Sometimes taking care of yourself and being strong and mature means evaluating your relationships and making a break. The disappointment you face when someone to whom you’ve opened up acts in bad faith is a wound. It affects you on a deeper level than if it were to be inflicted by another person you don’t necessarily depend upon or share such a deep bond with. So, it is especially important to be able to distance yourself from someone when that person is very close. In spite of whatever bond you may have outside of the negative aspects of the relationship, the pain they cause you will be greater because you are close. And while it is incredibly difficult to let go of close relationships, it is an imperative step on your path towards health and happiness.

If you reach the point at which you feel you can no longer hold onto a friendship because it is dragging you down, know that however difficult it may be to get through, you are doing the right thing by cutting ties.
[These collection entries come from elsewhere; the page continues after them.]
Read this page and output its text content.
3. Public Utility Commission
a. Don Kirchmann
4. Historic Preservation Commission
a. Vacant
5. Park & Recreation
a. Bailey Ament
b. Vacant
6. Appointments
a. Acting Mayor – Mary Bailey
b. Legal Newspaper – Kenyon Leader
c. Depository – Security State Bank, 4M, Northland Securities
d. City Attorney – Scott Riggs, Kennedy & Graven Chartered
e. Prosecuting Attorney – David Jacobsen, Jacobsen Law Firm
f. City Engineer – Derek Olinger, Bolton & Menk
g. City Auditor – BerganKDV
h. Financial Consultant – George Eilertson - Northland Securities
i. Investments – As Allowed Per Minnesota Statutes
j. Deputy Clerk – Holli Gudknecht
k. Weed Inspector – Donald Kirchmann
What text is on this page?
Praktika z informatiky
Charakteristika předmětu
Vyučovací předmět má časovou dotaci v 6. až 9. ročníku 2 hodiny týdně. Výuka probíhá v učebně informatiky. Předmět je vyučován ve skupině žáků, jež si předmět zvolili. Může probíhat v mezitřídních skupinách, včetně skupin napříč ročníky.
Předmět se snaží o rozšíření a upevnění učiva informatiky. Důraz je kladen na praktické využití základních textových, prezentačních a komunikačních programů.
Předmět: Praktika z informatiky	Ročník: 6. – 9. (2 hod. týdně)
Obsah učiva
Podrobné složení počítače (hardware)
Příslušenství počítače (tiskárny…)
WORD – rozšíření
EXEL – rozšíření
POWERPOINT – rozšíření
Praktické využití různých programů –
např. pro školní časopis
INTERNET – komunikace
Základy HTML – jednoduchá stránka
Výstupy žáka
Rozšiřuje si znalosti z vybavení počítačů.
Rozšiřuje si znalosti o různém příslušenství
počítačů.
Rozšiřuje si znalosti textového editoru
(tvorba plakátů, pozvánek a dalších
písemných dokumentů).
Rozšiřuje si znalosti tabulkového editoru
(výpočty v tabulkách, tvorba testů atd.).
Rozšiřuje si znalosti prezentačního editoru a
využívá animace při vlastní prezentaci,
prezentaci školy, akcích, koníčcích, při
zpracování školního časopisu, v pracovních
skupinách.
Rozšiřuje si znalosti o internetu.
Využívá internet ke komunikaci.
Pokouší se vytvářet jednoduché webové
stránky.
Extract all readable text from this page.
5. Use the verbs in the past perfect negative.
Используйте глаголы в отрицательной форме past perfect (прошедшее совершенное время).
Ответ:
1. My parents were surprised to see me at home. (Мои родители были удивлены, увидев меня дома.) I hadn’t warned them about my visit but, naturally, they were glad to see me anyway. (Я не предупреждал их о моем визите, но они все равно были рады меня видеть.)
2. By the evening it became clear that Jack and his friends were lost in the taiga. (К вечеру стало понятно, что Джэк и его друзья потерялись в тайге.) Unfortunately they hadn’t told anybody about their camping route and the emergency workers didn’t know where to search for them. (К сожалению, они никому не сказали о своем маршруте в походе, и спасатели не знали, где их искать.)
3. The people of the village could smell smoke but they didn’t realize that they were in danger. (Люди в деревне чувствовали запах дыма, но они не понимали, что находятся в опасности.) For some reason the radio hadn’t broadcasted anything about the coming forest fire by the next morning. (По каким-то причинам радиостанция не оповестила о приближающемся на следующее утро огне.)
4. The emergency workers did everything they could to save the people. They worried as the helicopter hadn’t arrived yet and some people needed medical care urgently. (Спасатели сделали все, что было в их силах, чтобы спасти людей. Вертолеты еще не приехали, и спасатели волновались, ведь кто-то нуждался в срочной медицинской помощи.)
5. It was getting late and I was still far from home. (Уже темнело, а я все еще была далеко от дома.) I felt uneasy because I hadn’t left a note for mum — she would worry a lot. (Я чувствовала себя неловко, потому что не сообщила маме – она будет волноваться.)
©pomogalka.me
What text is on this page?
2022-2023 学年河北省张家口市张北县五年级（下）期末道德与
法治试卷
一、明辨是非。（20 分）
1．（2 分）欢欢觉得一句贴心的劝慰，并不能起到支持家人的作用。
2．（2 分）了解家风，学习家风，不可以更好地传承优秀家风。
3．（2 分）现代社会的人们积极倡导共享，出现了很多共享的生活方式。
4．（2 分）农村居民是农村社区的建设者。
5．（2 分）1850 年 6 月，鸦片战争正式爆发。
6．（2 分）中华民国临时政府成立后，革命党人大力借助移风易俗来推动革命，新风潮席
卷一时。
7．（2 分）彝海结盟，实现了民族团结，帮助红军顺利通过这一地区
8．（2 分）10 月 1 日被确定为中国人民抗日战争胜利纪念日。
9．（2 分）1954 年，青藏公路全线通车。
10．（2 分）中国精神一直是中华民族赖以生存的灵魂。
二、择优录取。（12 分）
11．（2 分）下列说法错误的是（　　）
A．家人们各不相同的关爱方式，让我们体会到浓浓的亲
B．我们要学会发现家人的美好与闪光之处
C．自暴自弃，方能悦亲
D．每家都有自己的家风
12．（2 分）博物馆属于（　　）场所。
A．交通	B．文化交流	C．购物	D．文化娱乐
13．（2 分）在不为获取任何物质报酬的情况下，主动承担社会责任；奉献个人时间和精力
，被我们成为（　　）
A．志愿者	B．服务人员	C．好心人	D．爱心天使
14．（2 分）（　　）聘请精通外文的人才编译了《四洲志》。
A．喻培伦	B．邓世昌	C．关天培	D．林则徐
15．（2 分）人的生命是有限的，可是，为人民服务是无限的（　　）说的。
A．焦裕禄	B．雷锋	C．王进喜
And most importantly, it is okay to focus on your needs and your well-being above all else, if only in the name of self-preservation.

Sometimes establishing boundaries with bad friends means communicating your feelings and the problem, assertively telling them to stop, and not letting them continue their negative behavior. But sometimes, this is not enough, and you need to be strong and self-loving enough to completely walk away from the relationship. Ending a friendship is a painful and difficult process, but if it means defending your worth and improving your self-esteem, it is a necessary one. Clearing your life of relationships that bring you down will eventually reduce the stress and pain they cause you, granting you the freedom to grow and love yourself to the fullest.